Cartier owner Richemont announced Wednesday, July 16, that its sales revenue increased in the latest quarter, despite the impact of a strong euro and weak sales in Asia, its core market. In addition to Cartier, the Swiss luxury giant also owns luxury jewelry and watch brands Van Cleef & Arpels, Baume & Mercier, Jaeger-LeCoultre, Piaget and Vacheron Constantin, as well as luxury fashion and accessories labels including Alaïa, Chloé, Delvaux, Dunhill and Montblanc.

The Swiss luxury group, one of the world’s largest by revenue, reported total sales up three percent from April to June to 5.4 billion euros ($6.3 billion) . However, the weaker dollar capped growth that would otherwise have been six percent.

The company reported double-digit sales growth in regions such as Europe, North and South America, Middle East and Africa (both on a currency-adjusted and actual rate basis), with jewelry being the main driver of growth.

“The group’s four jewellery houses – Buccellati, Cartier, Van Cleef & Arpels and Vhernier – posted sales growth of 11 percent, the third consecutive quarter of double-digit growth,” the company said.

However, a 4 percent decline in Asia-Pacific sales and a 13 percent decline in Japan at current rates weighed on overall sales, as did a 10 percent decline in revenue in the watch division, which includes brands such as IWC, Piaget and Vacheron Constantin.

Overall quarterly sales were in line with forecasts from analysts polled by Swiss financial news agency AWP, although the leading jewellery segment performed slightly better than analysts had expected.

Turbulent times

“Richemont has achieved encouraging results, especially compared with other players in the luxury goods market,” said Jean-Philippe Bertschy, an analyst at Swiss investment company Vontobel.

However, he expressed caution about the sector as a whole, citing a continuing lack of “feel-good factor” and continued low consumer confidence.
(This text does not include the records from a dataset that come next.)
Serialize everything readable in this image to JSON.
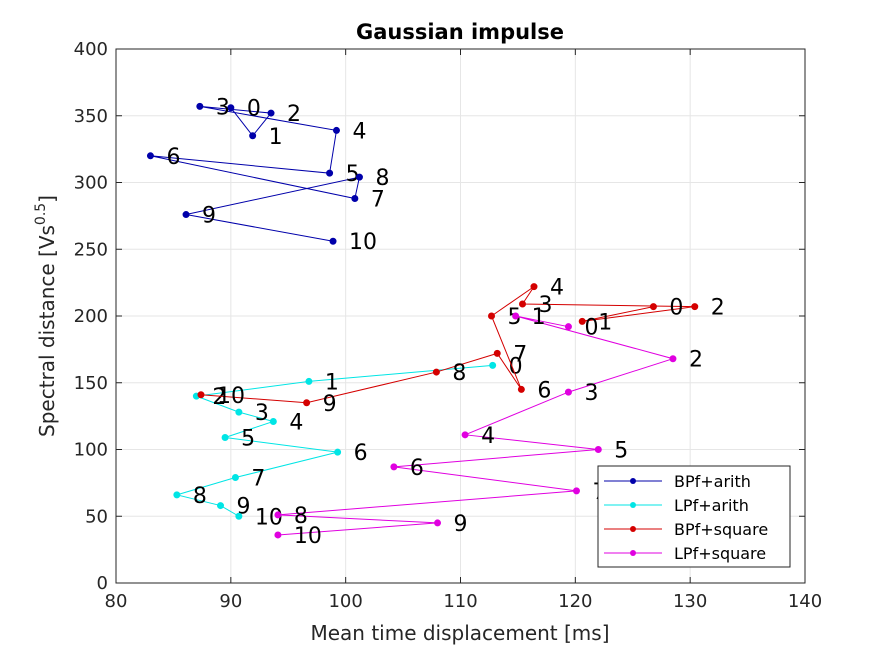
{
  "chart_data": {
    "type": "line",
    "title": "Gaussian impulse",
    "xlabel": "Mean time displacement [ms]",
    "ylabel_main": "Spectral distance [Vs",
    "ylabel_sup": "0.5",
    "ylabel_end": "]",
    "xlim": [
      80,
      140
    ],
    "ylim": [
      0,
      400
    ],
    "xticks": [
      80,
      90,
      100,
      110,
      120,
      130,
      140
    ],
    "yticks": [
      0,
      50,
      100,
      150,
      200,
      250,
      300,
      350,
      400
    ],
    "xtick_labels": [
      "80",
      "90",
      "100",
      "110",
      "120",
      "130",
      "140"
    ],
    "ytick_labels": [
      "0",
      "50",
      "100",
      "150",
      "200",
      "250",
      "300",
      "350",
      "400"
    ],
    "grid": true,
    "legend_position": "bottom-right",
    "series": [
      {
        "name": "BPf+arith",
        "color": "#0000aa",
        "labels": [
          "0",
          "1",
          "2",
          "3",
          "4",
          "5",
          "6",
          "7",
          "8",
          "9",
          "10"
        ],
        "x": [
          90.0,
          91.9,
          93.5,
          87.3,
          99.2,
          98.6,
          83.0,
          100.8,
          101.2,
          86.1,
          98.9
        ],
        "y": [
          356,
          335,
          352,
          357,
          339,
          307,
          320,
          288,
          304,
          276,
          256
        ]
      },
      {
        "name": "LPf+arith",
        "color": "#00e5e5",
        "labels": [
          "0",
          "1",
          "2",
          "3",
          "4",
          "5",
          "6",
          "7",
          "8",
          "9",
          "10"
        ],
        "x": [
          112.8,
          96.8,
          87.0,
          90.7,
          93.7,
          89.5,
          99.3,
          90.4,
          85.3,
          89.1,
          90.7
        ],
        "y": [
          163,
          151,
          140,
          128,
          121,
          109,
          98,
          79,
          66,
          58,
          50
        ]
      },
      {
        "name": "BPf+square",
        "color": "#d40000",
        "labels": [
          "0",
          "1",
          "2",
          "3",
          "4",
          "5",
          "6",
          "7",
          "8",
          "9",
          "10"
        ],
        "x": [
          126.8,
          120.6,
          130.4,
          115.4,
          116.4,
          112.7,
          115.3,
          113.2,
          107.9,
          96.6,
          87.4
        ],
        "y": [
          207,
          196,
          207,
          209,
          222,
          200,
          145,
          172,
          158,
          135,
          141
        ]
      },
      {
        "name": "LPf+square",
        "color": "#e000e0",
        "labels": [
          "0",
          "1",
          "2",
          "3",
          "4",
          "5",
          "6",
          "7",
          "8",
          "9",
          "10"
        ],
        "x": [
          119.4,
          114.8,
          128.5,
          119.4,
          110.4,
          122.0,
          104.2,
          120.1,
          94.1,
          108.0,
          94.1
        ],
        "y": [
          192,
          200,
          168,
          143,
          111,
          100,
          87,
          69,
          51,
          45,
          36
        ]
      }
    ]
  }
}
US investment bank Jefferies said Richemont had posted “strong” quarterly results and expected the company to repeat the success in three months, demonstrating “clear superiority over its luxury peers”, adding: “We doubt others will see how much the strength in the US offsets weakness in China and Japan.”
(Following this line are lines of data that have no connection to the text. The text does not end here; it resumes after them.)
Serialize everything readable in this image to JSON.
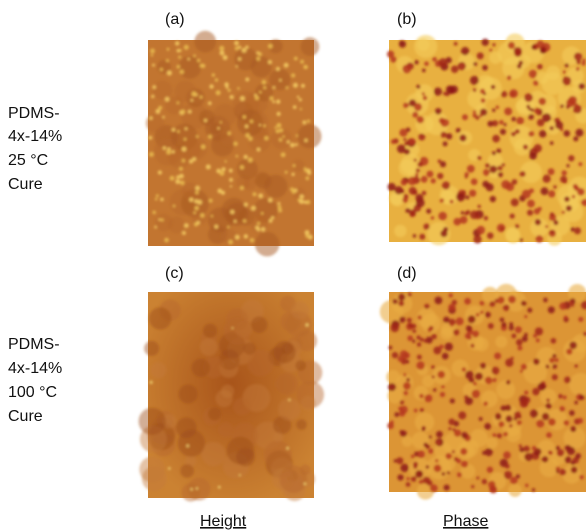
{
  "panels": [
    {
      "label": "(a)"
    },
    {
      "label": "(b)"
    },
    {
      "label": "(c)"
    },
    {
      "label": "(d)"
    }
  ],
  "rows": [
    {
      "lines": [
        "PDMS-",
        "4x-14%",
        "25 °C",
        "Cure"
      ]
    },
    {
      "lines": [
        "PDMS-",
        "4x-14%",
        "100 °C",
        "Cure"
      ]
    }
  ],
  "columns": [
    "Height",
    "Phase"
  ]
}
In a study published last month, US consultancy Bain & Company warned that the luxury goods sector is likely to experience one of its most turbulent periods in 15 years in 2025 , barring the shock of the COVID-19 pandemic followed by a very strong rebound.

That’s because the sector is grappling with both a wait-and-see attitude from Chinese consumers and significant uncertainty over U.S. consumer spending given the volatility surrounding tariffs.

John Cox, an industry analyst at financial services firm Kepler Cheuvreux, looked closely at Richemont’s data and noted that sales in America were “particularly encouraging, while Europe remained strong.”

“However, the situation in China remains extremely difficult, and in the luxury goods sector the situation is much worse than expected at the beginning of the year,” he added.

Like many other luxury houses, Richemont is looking to expand its customer base by investing in the beauty sector and offering more affordable products. Following the example of its French rival Kering, the group has announced the launch of a dedicated beauty division in 2023. However, sales in this segment still represent only a small share of the group’s overall revenue.